Ruth Gledhill tweets that the leak about Jeffrey John has scuttled his nomination to serve as Bishop of Southwark (CNC = “Crown Nominations Commission”; “lost his rag” = “became enraged”). Take that for what it’s worth, but it renders the painfully long discussion from the other day moot, insofar as it applies to Dr. John.
I’m sorry to have “pained” you. I thought it was a fruitful discussion and worthwhile. You have no idea the time I had to free up to participate in it. Some of us are not paid to read and write, and our time spent doing so isn’t gleaned from our work nor are we able to use it to organize or produce or stimulate ideas for future projects.
We lost something with Web 2.0. I cut my teeth on the Internet before the WWW explosion with USENET using SLRN under Unix, and I still use Linux. It’s threaded discussion format allowed you to actually share in thoughtful discussion–to get to know the minds, the personalities of diverse people from anywhere in the world.
Then it was taken over by spammers, porn hounds and pirates. Now we get the comments section of blogs where we have to comment on a particular article and the comments sections are mostly unthreaded, and comments get closed or unwieldy. Or, we get social networking sites where we use primarily visual tools to snoop or stay on the surface of others’ lives.
I long for the days when I could have real, vital discussions with diverse people as an equal. Instead I am forced to “leave comments,” which are usually seen as a nuisance by the blogger who isn’t really interested in engaging with other minds but rather hopes everyone actually cares what music he is currently listening too and just wants praise and applause.
Bo, I didn’t say you pained me; I said that the discussion did (and it sounded rather as though it pained you too, though of course I may be as wrong about that as I have been about other things), which involved extensive very careful (and unplanned-for) research and checking. Some of us are not paid to take hours answering comments; certainly I doubt that the University thinks that blogging and responding to comments counts (for instance) toward promotion. If I were unwilling to converse with you, I wouldn’t put so much time and effort into it.
You may have noticed that I have not closed comments or edited what you wrote.
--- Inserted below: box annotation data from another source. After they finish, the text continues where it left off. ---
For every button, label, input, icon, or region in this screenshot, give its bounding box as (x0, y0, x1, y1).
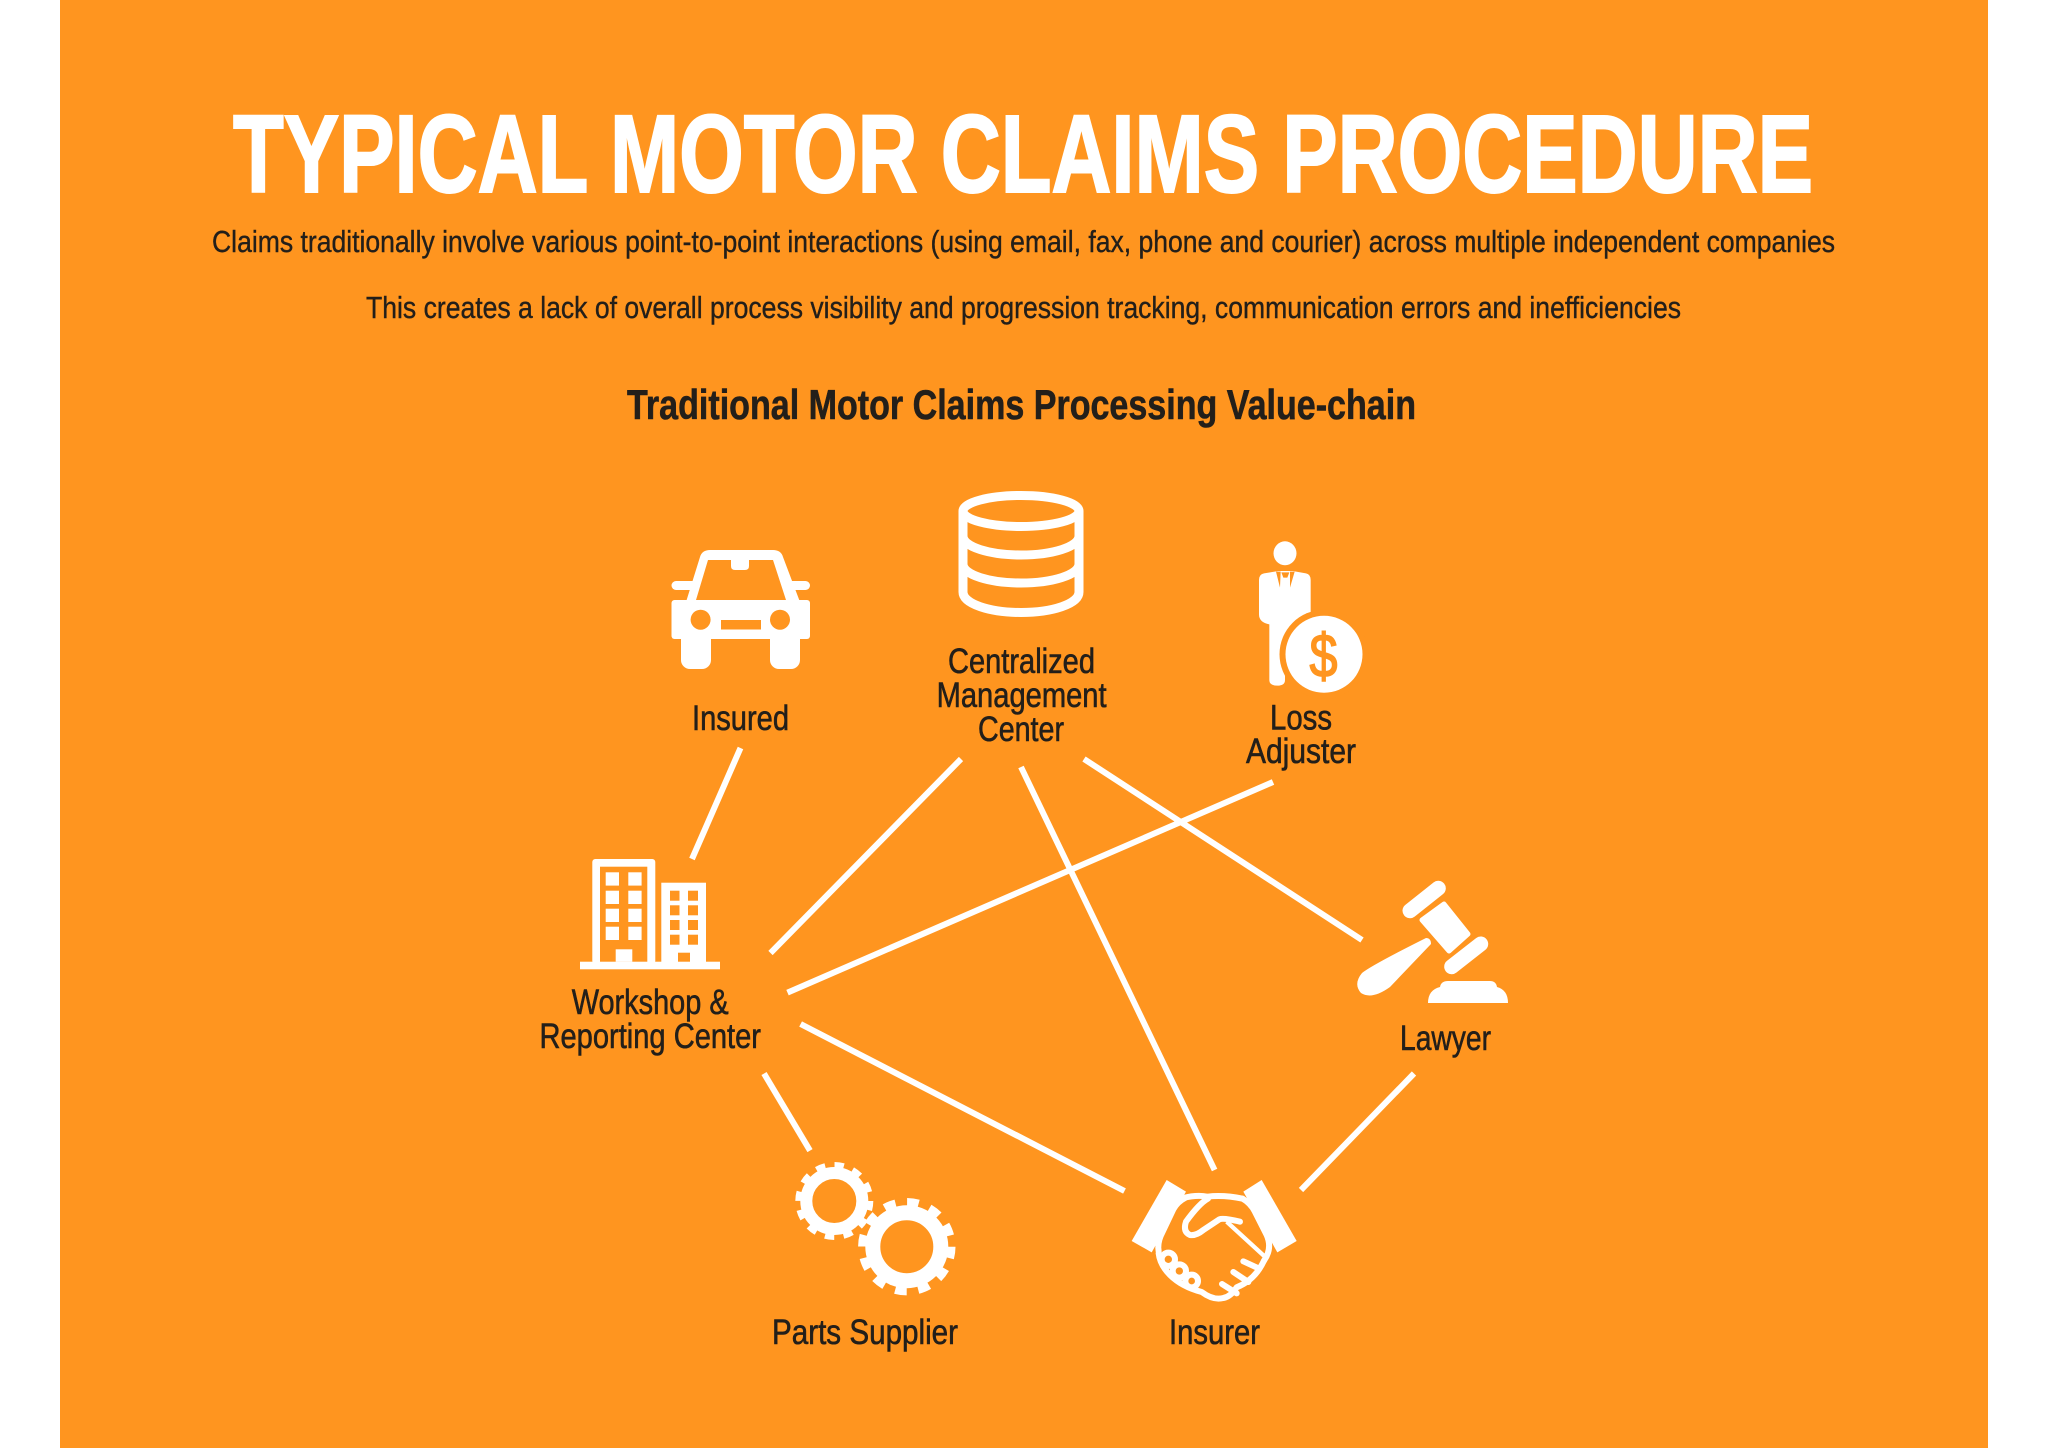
label: Parts Supplier: Parts Supplier (772, 1313, 958, 1352)
icon: gavel (1357, 888, 1508, 1003)
label: Workshop & Reporting Center: Reporting Center (540, 1017, 761, 1056)
icon: buildings (580, 859, 720, 969)
connector lines network (692, 748, 1414, 1191)
node: Lawyer (1357, 888, 1508, 1058)
label: Workshop & Reporting Center: Workshop & (572, 983, 729, 1022)
label: Centralized Management Center: Center (978, 710, 1064, 749)
icon: handshake (1132, 1180, 1297, 1299)
section heading: Traditional Motor Claims Processing Value-chain (627, 381, 1416, 428)
icon: adjuster with dollar coin: $ (1310, 622, 1338, 690)
node: Parts Supplier (772, 1166, 958, 1352)
icon: car (672, 550, 810, 669)
icon: adjuster with dollar coin (1259, 541, 1368, 699)
label: Centralized Management Center (937, 642, 1107, 749)
label: Loss Adjuster (1246, 698, 1356, 771)
node: Insurer (1132, 1180, 1297, 1352)
label: Loss Adjuster: Loss (1270, 698, 1332, 738)
node: Loss Adjuster (1246, 541, 1368, 771)
label: Centralized Management Center: Centralized (948, 642, 1095, 681)
icon: database (963, 496, 1079, 612)
label: Lawyer: Lawyer (1400, 1019, 1491, 1058)
label: Loss Adjuster: Adjuster (1246, 732, 1356, 771)
label: Centralized Management Center: Management (937, 676, 1107, 715)
node: Insured (672, 550, 810, 738)
label: Insurer: Insurer (1169, 1313, 1260, 1352)
icon: gears (799, 1166, 952, 1291)
node: Centralized Management Center (937, 496, 1107, 749)
intro text line 2: This creates a lack of overall process visibility and progression tracking, communication errors and inefficiencies (366, 290, 1681, 325)
node: Workshop & Reporting Center (540, 859, 761, 1056)
label: Insured: Insured (692, 699, 789, 738)
label: Workshop & Reporting Center (540, 983, 761, 1056)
I don’t know how to go about having a conversation with you (at your initiative) other than by your leaving comments here and my answering them. You didn’t offer to buy me a cup of coffee, or invite me over to sip lemonade on your porch. If you wanted to have a word with me, I suppose you could have emailed. But even then, I’m not under any obligation to offer you hours of my attention solely because you value conversing with me. I do it freely, because I want to honour the time you put into commenting — but it feels a bit odd for you to leave comments here, for me to write careful and laborious answers, and then to hear that you feel hard put by. And candidly, I don’t care whether you like the music I’m listening to; I know that some readers do, and if you don’t, you’re not under any obligation to read what I write. Indeed, if the whole reading-and-commenting experience is so distasteful for you, I’m sorry that you felt moved to go to the trouble of leaving these comments.